13 projects tagged "Web Framework"
Elefant is a full-featured, but refreshingly simple CMS and PHP Web framework. It features an intuitive, streamlined admin interface, a tightly integrated WYSIWYG editor, dynamically embeddable content objects for building dynamic Web sites without touching code, and an extremely fast, secure, and flexible framework for add-ons and themes. The core CMS includes page editing, a blogging engine, site navigation, file and user management, automatic version control, a tool for translators and multilingual site management, and an in-browser theme/layout editor. It is also extensively documented and has a small but friendly and active developer community.
JWt (Java Web Toolkit) is a library for developing accessible and interactive Web applications with an API that is widget-centric and inspired by desktop GUI APIs. To the developer, it offers abstraction of Web-specific implementation details, including graceful degradation. Under the hood, the library uses the latest techniques when available to handle events and update the user interface.
Genit is a framework that builds a static Web site, which does not require a server side programming language or database. Generated sites consist only of XHTML code (plus CSS and media). It runs from the command line, is based on XML, and is designed to be simple, readable, and minimalist.
HTMLSplicer is a toolkit that provides methods to compose complex HTML documents from simpler HTML documents, called templates. It can be used to generate servlet responses in Java Web applications, without adopting a full-fledged presentation layer framework like JSP, JSF, Apache Wicket, or GWT.
Ultimix is a framework for developing Web-based applications (CMS, portals, ERPs, etc.) It includes multi-language support, permits management, an MVC mini framework, package structure, a template engine, a Javascript library, a simple GUI library, a caching system, and CAPTCHA.

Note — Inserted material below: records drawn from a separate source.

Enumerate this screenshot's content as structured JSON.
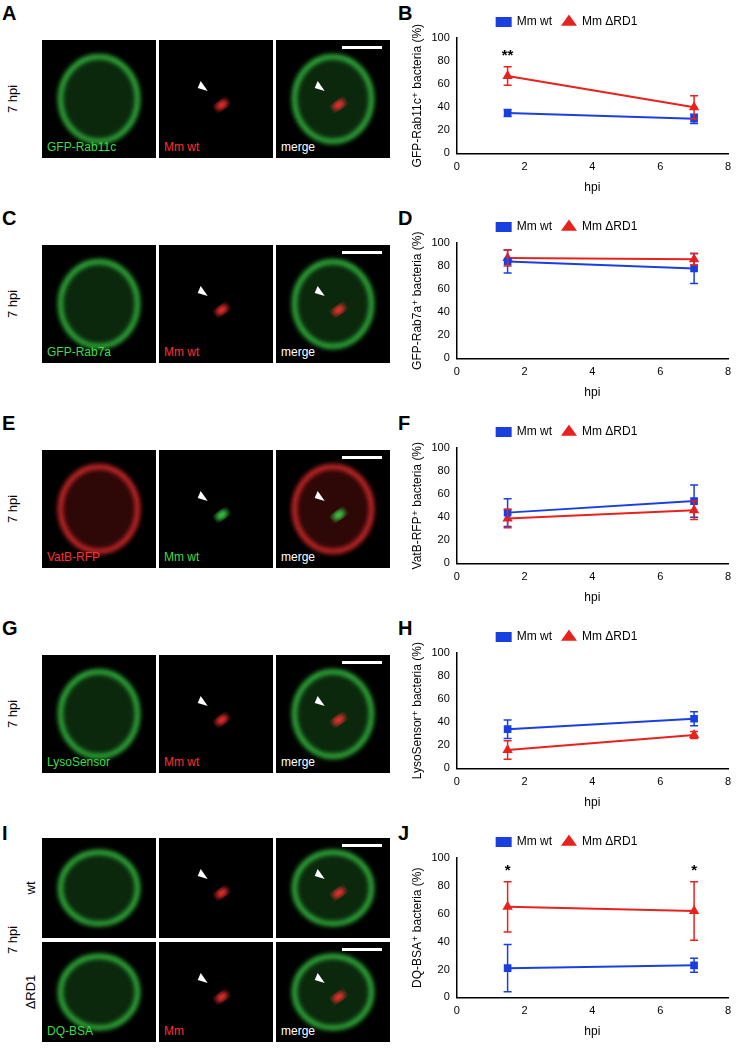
{
  "chart_data": [
    {
      "type": "line",
      "panel": "B",
      "x_label": "hpi",
      "y_label": "GFP-Rab11c⁺ bacteria (%)",
      "x": [
        1.5,
        7
      ],
      "xlim": [
        0,
        8
      ],
      "xticks": [
        0,
        2,
        4,
        6,
        8
      ],
      "ylim": [
        0,
        100
      ],
      "yticks": [
        0,
        20,
        40,
        60,
        80,
        100
      ],
      "grid": false,
      "legend": "top",
      "series": [
        {
          "name": "Mm wt",
          "color": "#1a3fe0",
          "marker": "square",
          "values": [
            35,
            30
          ],
          "errors": [
            3,
            4
          ]
        },
        {
          "name": "Mm ΔRD1",
          "color": "#e8221c",
          "marker": "triangle",
          "values": [
            67,
            40
          ],
          "errors": [
            8,
            10
          ]
        }
      ],
      "annotations": [
        {
          "text": "**",
          "x": 1.5
        }
      ]
    },
    {
      "type": "line",
      "panel": "D",
      "x_label": "hpi",
      "y_label": "GFP-Rab7a⁺ bacteria (%)",
      "x": [
        1.5,
        7
      ],
      "xlim": [
        0,
        8
      ],
      "xticks": [
        0,
        2,
        4,
        6,
        8
      ],
      "ylim": [
        0,
        100
      ],
      "yticks": [
        0,
        20,
        40,
        60,
        80,
        100
      ],
      "grid": false,
      "legend": "top",
      "series": [
        {
          "name": "Mm wt",
          "color": "#1a3fe0",
          "marker": "square",
          "values": [
            84,
            78
          ],
          "errors": [
            10,
            13
          ]
        },
        {
          "name": "Mm ΔRD1",
          "color": "#e8221c",
          "marker": "triangle",
          "values": [
            87,
            86
          ],
          "errors": [
            7,
            5
          ]
        }
      ],
      "annotations": []
    },
    {
      "type": "line",
      "panel": "F",
      "x_label": "hpi",
      "y_label": "VatB-RFP⁺ bacteria (%)",
      "x": [
        1.5,
        7
      ],
      "xlim": [
        0,
        8
      ],
      "xticks": [
        0,
        2,
        4,
        6,
        8
      ],
      "ylim": [
        0,
        100
      ],
      "yticks": [
        0,
        20,
        40,
        60,
        80,
        100
      ],
      "grid": false,
      "legend": "top",
      "series": [
        {
          "name": "Mm wt",
          "color": "#1a3fe0",
          "marker": "square",
          "values": [
            44,
            54
          ],
          "errors": [
            12,
            14
          ]
        },
        {
          "name": "Mm ΔRD1",
          "color": "#e8221c",
          "marker": "triangle",
          "values": [
            39,
            46
          ],
          "errors": [
            8,
            8
          ]
        }
      ],
      "annotations": []
    },
    {
      "type": "line",
      "panel": "H",
      "x_label": "hpi",
      "y_label": "LysoSensor⁺ bacteria (%)",
      "x": [
        1.5,
        7
      ],
      "xlim": [
        0,
        8
      ],
      "xticks": [
        0,
        2,
        4,
        6,
        8
      ],
      "ylim": [
        0,
        100
      ],
      "yticks": [
        0,
        20,
        40,
        60,
        80,
        100
      ],
      "grid": false,
      "legend": "top",
      "series": [
        {
          "name": "Mm wt",
          "color": "#1a3fe0",
          "marker": "square",
          "values": [
            34,
            43
          ],
          "errors": [
            8,
            6
          ]
        },
        {
          "name": "Mm ΔRD1",
          "color": "#e8221c",
          "marker": "triangle",
          "values": [
            16,
            29
          ],
          "errors": [
            8,
            3
          ]
        }
      ],
      "annotations": []
    },
    {
      "type": "line",
      "panel": "J",
      "x_label": "hpi",
      "y_label": "DQ-BSA⁺ bacteria (%)",
      "x": [
        1.5,
        7
      ],
      "xlim": [
        0,
        8
      ],
      "xticks": [
        0,
        2,
        4,
        6,
        8
      ],
      "ylim": [
        0,
        100
      ],
      "yticks": [
        0,
        20,
        40,
        60,
        80,
        100
      ],
      "grid": false,
      "legend": "top",
      "series": [
        {
          "name": "Mm wt",
          "color": "#1a3fe0",
          "marker": "square",
          "values": [
            21,
            23
          ],
          "errors": [
            17,
            5
          ]
        },
        {
          "name": "Mm ΔRD1",
          "color": "#e8221c",
          "marker": "triangle",
          "values": [
            65,
            62
          ],
          "errors": [
            18,
            21
          ]
        }
      ],
      "annotations": [
        {
          "text": "*",
          "x": 1.5
        },
        {
          "text": "*",
          "x": 7
        }
      ]
    }
  ],
  "image_panels": [
    {
      "panel": "A",
      "time": "7 hpi",
      "rows": [
        {
          "channels": [
            {
              "label": "GFP-Rab11c",
              "color": "#3ddc4a"
            },
            {
              "label": "Mm wt",
              "color": "#ff3030"
            }
          ],
          "merge_label": "merge"
        }
      ]
    },
    {
      "panel": "C",
      "time": "7 hpi",
      "rows": [
        {
          "channels": [
            {
              "label": "GFP-Rab7a",
              "color": "#3ddc4a"
            },
            {
              "label": "Mm wt",
              "color": "#ff3030"
            }
          ],
          "merge_label": "merge"
        }
      ]
    },
    {
      "panel": "E",
      "time": "7 hpi",
      "rows": [
        {
          "channels": [
            {
              "label": "VatB-RFP",
              "color": "#ff3030"
            },
            {
              "label": "Mm wt",
              "color": "#3ddc4a"
            }
          ],
          "merge_label": "merge"
        }
      ]
    },
    {
      "panel": "G",
      "time": "7 hpi",
      "rows": [
        {
          "channels": [
            {
              "label": "LysoSensor",
              "color": "#3ddc4a"
            },
            {
              "label": "Mm wt",
              "color": "#ff3030"
            }
          ],
          "merge_label": "merge"
        }
      ]
    },
    {
      "panel": "I",
      "time": "7 hpi",
      "rows": [
        {
          "row_label": "wt",
          "channels": [
            {
              "color": "#3ddc4a"
            },
            {
              "color": "#ff3030"
            }
          ]
        },
        {
          "row_label": "ΔRD1",
          "channels": [
            {
              "label": "DQ-BSA",
              "color": "#3ddc4a"
            },
            {
              "label": "Mm",
              "color": "#ff3030"
            }
          ],
          "merge_label": "merge"
        }
      ]
    }
  ]
}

nCombo allows developers to build fast, rich, data-driven applications based on Node.js. It uses HTTP for file delivery and the WebSocket protocol for data communication, and has an innovative architecture that allows you to call server-side functions from JavaScript on the client. Server-side functions can return multiple times at various intervals and thereby provide streams of data to clients. The use of a number of popular existing technologies minimizes the learning curve. It also includes the ability to embed JavaScript files in a tree-like structure and add custom middleware much like in other Node.js frameworks, session management, and global data management that lets you store data to share between all sessions/clients: the server can emit events and you can specify which clients will be notified using unique session IDs.
Mojolicious is "Duct Tape For The HTML5 Web". It is powerful with no dependencies out of the box with RESTful routes, plugins, Perl-ish templates, session management, signed cookies, a testing framework, a static file server, I18N, first class Unicode support, and much more. It has a very clean, portable, and object oriented pure Perl API without any hidden magic and no requirements besides Perl 5.10.1. It has a full stack HTTP 1.1 and WebSocket client/server implementation with TLS, Bonjour, IDNA, Comet (long polling), chunking, and multipart support. It has a built-in async I/O Web server supporting EV pluggable event queue, Unix domain sockets, and hot deployment, perfect for embedding. Automatic CGI, FastCGI, and PSGI detection for any deployment situation. It has a JSON and XML/HTML5 parser with an advanced CSS3 selector support. The code is based upon years of experience developing Catalyst.
Werc is a minimalistic RESTful Web application framework and content management system. It follows the Unix "tool philosophy" and it is designed to be fast, simple, convenient, and easily extensible. It handles both small and big sites and has a flexible system for user and group permissions. All data is stored in plain text files that can be easily manipulated with standard tools, without using any databases or other external dependencies. Existing applications include a blogging engine with RSS/Atom feeds, a wiki system that can easily integrate pre-existing documents (can be enabled for any directory tree), and others.